Two Grade 12 students from the same school heard about the bullying incident and took it upon themselves to stand up for the younger student.

They bought 50 pink shirts to distribute, went online to advise their classmates of their intentions, and the next day, the school turned into a veritable “sea of pink” by students, who had decided enough was enough and it was time to take a stand against bullying.

Since that fateful day, Anti-Bullying/Pink Shirt Day has become a worldwide phenomenon. Across the South Cariboo on Wednesday, businesses, schools, organizations and many every-day citizens came together to wear a pink shirt and show their support for the initiative.

As you’ve read already, it was an initiative for students and by students, to address an issue they were facing in their classrooms.

It’s often those kind of responses that make a difference. And so, so often, maybe too often, those responses come from our children.

Look at the resilient students from Parkland, Florida.

On Feb. 14, less than a month ago, a former student walked into Marjory Stoneman Douglas High School and killed 17 students and teachers at the school.

Since then, students from the school have become compelling and outspoken advocates for gun control, forcing the issue in front of state legislatures, private business and even as far as the president.

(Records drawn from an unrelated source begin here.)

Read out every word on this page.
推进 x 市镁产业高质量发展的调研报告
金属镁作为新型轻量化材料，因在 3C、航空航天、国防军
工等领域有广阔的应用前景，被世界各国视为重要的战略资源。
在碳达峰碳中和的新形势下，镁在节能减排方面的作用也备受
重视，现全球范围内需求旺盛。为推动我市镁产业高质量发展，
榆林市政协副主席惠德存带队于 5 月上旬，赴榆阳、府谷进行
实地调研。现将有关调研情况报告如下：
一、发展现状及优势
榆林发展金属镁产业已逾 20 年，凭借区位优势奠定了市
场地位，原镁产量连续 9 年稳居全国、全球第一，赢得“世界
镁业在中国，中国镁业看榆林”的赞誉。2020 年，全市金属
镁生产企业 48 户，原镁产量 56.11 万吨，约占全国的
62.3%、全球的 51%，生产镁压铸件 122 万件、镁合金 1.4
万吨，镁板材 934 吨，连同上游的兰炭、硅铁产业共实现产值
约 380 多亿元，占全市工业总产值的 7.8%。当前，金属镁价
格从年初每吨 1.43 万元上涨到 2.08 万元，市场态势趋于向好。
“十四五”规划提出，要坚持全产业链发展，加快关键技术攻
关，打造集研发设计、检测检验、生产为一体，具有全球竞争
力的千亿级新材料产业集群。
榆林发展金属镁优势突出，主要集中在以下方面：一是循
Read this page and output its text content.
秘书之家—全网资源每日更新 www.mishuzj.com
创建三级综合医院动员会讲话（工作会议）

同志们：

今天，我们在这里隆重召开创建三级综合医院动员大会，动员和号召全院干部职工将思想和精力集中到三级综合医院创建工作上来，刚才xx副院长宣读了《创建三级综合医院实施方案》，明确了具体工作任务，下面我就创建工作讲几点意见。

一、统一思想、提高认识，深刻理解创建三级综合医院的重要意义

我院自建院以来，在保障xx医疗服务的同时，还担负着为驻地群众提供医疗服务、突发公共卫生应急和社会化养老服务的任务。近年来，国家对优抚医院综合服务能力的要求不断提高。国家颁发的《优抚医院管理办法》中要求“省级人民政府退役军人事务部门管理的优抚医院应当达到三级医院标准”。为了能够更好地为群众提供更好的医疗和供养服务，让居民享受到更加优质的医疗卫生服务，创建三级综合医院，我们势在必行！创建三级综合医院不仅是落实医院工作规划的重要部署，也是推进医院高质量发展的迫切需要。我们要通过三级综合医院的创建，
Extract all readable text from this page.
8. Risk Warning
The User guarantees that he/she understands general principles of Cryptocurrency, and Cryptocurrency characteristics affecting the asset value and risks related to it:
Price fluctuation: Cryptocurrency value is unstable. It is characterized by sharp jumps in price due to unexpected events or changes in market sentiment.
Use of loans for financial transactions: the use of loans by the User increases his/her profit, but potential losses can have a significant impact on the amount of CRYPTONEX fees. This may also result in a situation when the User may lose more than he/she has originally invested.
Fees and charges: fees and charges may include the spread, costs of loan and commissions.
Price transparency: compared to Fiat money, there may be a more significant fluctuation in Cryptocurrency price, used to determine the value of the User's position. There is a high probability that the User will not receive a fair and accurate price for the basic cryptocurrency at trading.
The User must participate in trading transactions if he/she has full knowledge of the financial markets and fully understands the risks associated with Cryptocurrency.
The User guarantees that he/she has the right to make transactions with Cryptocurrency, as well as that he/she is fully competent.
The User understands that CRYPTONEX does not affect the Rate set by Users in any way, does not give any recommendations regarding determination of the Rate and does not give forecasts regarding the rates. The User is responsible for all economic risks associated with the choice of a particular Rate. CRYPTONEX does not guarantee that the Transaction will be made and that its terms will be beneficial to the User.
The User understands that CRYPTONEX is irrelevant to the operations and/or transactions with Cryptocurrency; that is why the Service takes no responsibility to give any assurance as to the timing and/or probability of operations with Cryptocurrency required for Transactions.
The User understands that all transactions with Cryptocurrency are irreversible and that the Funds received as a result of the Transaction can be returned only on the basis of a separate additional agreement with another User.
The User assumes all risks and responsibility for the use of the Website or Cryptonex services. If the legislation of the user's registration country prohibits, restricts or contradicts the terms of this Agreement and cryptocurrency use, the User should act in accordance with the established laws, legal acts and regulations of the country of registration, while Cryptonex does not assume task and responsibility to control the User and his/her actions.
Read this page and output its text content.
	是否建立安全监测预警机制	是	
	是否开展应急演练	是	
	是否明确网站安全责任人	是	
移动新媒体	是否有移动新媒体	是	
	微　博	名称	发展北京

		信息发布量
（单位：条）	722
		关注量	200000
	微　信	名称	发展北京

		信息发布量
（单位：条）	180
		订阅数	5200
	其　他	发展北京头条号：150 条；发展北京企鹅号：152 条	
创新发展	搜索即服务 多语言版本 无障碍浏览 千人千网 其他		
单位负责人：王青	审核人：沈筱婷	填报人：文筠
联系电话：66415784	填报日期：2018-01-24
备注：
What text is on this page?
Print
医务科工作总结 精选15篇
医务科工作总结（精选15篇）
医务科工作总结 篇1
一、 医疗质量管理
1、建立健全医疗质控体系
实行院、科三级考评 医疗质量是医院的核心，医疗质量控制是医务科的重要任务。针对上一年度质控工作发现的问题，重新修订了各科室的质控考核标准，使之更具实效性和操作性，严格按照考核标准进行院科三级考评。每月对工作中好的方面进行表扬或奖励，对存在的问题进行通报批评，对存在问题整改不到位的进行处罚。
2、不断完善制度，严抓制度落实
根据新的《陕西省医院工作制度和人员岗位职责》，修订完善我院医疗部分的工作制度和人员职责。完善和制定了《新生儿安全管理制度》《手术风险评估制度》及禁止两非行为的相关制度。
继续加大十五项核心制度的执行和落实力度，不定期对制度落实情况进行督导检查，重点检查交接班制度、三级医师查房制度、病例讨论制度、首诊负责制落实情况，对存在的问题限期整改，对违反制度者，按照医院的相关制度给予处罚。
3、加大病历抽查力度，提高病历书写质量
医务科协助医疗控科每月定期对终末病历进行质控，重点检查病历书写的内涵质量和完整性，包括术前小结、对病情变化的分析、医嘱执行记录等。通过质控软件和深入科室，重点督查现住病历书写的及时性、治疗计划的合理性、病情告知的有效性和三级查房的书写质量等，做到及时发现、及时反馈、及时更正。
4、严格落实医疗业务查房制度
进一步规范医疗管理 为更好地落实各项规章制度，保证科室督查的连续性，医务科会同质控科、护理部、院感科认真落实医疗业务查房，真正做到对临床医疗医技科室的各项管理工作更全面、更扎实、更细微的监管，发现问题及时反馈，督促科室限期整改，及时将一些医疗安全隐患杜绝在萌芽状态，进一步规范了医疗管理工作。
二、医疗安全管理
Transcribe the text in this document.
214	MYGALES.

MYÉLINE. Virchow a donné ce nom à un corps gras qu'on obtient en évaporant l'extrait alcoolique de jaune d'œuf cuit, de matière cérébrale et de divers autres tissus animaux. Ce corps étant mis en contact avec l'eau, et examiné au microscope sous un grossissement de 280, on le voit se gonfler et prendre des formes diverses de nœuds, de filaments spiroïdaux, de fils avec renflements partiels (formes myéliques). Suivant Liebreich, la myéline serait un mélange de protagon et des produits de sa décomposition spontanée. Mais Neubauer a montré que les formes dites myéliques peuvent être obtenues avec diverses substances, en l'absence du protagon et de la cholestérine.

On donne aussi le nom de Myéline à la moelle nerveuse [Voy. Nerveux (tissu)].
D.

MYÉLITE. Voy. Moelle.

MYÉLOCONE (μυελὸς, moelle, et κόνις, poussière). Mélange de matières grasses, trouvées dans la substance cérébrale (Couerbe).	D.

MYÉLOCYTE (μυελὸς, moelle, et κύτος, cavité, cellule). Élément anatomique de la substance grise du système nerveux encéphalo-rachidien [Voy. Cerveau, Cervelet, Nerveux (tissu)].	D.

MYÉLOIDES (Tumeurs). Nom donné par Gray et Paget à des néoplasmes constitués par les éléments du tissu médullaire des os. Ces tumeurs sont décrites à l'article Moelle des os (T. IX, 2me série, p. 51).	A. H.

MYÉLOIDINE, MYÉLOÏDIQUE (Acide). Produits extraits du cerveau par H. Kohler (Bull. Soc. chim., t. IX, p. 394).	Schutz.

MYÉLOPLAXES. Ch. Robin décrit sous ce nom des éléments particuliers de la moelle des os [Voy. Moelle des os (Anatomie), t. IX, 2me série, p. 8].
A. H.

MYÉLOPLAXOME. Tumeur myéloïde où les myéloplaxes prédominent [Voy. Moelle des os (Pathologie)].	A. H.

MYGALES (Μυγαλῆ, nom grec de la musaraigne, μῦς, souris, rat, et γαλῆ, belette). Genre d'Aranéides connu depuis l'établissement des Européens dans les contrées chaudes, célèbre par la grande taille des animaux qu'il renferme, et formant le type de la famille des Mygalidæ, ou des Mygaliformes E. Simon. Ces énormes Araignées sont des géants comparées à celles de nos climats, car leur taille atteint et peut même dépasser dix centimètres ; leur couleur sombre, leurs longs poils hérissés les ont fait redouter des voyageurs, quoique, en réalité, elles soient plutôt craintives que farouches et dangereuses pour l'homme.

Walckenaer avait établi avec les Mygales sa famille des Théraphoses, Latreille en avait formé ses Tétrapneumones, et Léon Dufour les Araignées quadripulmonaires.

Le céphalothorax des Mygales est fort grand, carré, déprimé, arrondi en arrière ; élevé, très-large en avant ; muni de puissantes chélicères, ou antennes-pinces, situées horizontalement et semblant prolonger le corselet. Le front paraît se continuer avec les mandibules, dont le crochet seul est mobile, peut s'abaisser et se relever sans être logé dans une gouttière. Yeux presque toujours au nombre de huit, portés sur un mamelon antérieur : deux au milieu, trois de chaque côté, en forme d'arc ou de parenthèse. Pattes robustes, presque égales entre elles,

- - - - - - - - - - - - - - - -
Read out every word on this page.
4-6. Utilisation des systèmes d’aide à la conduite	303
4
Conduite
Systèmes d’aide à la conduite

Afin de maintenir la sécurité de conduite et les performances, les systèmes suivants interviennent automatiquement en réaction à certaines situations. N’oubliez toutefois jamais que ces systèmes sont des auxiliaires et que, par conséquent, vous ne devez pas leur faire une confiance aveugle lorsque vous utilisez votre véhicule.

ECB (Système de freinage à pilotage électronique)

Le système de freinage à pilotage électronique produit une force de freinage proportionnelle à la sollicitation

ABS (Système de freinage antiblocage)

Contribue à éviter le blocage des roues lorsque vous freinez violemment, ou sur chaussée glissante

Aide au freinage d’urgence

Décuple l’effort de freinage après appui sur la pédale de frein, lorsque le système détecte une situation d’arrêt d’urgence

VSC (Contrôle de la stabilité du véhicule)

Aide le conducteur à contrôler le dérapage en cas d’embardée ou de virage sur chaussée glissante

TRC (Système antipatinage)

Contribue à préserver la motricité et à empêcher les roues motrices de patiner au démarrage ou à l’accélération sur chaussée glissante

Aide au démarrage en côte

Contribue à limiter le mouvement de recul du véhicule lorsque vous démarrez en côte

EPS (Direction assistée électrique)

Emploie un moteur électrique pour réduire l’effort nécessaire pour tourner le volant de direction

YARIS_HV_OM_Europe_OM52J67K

Their eloquence, activism and persistence in the face of such a terrible tragedy has done something no one else has been able to achieve in the United States in recent years. They’ve shifted the rhetoric around gun control and forced Republican lawmakers to consider changes to gun control legislation in the United States. Lawmakers have tentatively supported initiatives opposed by the NRA, such as raising the minimum age to purchase a semi-automatic rifle.

It’s something that wasn’t achieved after a gunman walked into the Sandy Hook Elementary School, killing six-year-olds, nor something that occurred at the Pulse nightclub in Orlando, Florida, where 49 were killed, many involved in the LGBTQ community.

And, if the point wasn’t already clear, it is our children who are making this happen. Teenagers. People who can’t even vote yet.

If that isn’t something you can use to find faith in the next generation, I don’t know what could do it.

There is so much brilliance coming from our schools, from the youth at PSO organizing the Amnesty Concert next week to raise money for the refugee crisis in Yemen, to the children at elementary schools across the Cariboo headed to class with pink shirts to show care about bullying.

Let’s show our youth that we support them, and do anything to make these initiatives a success.

I know I will have full confidence in the future leaders of our community. I hope you will as well.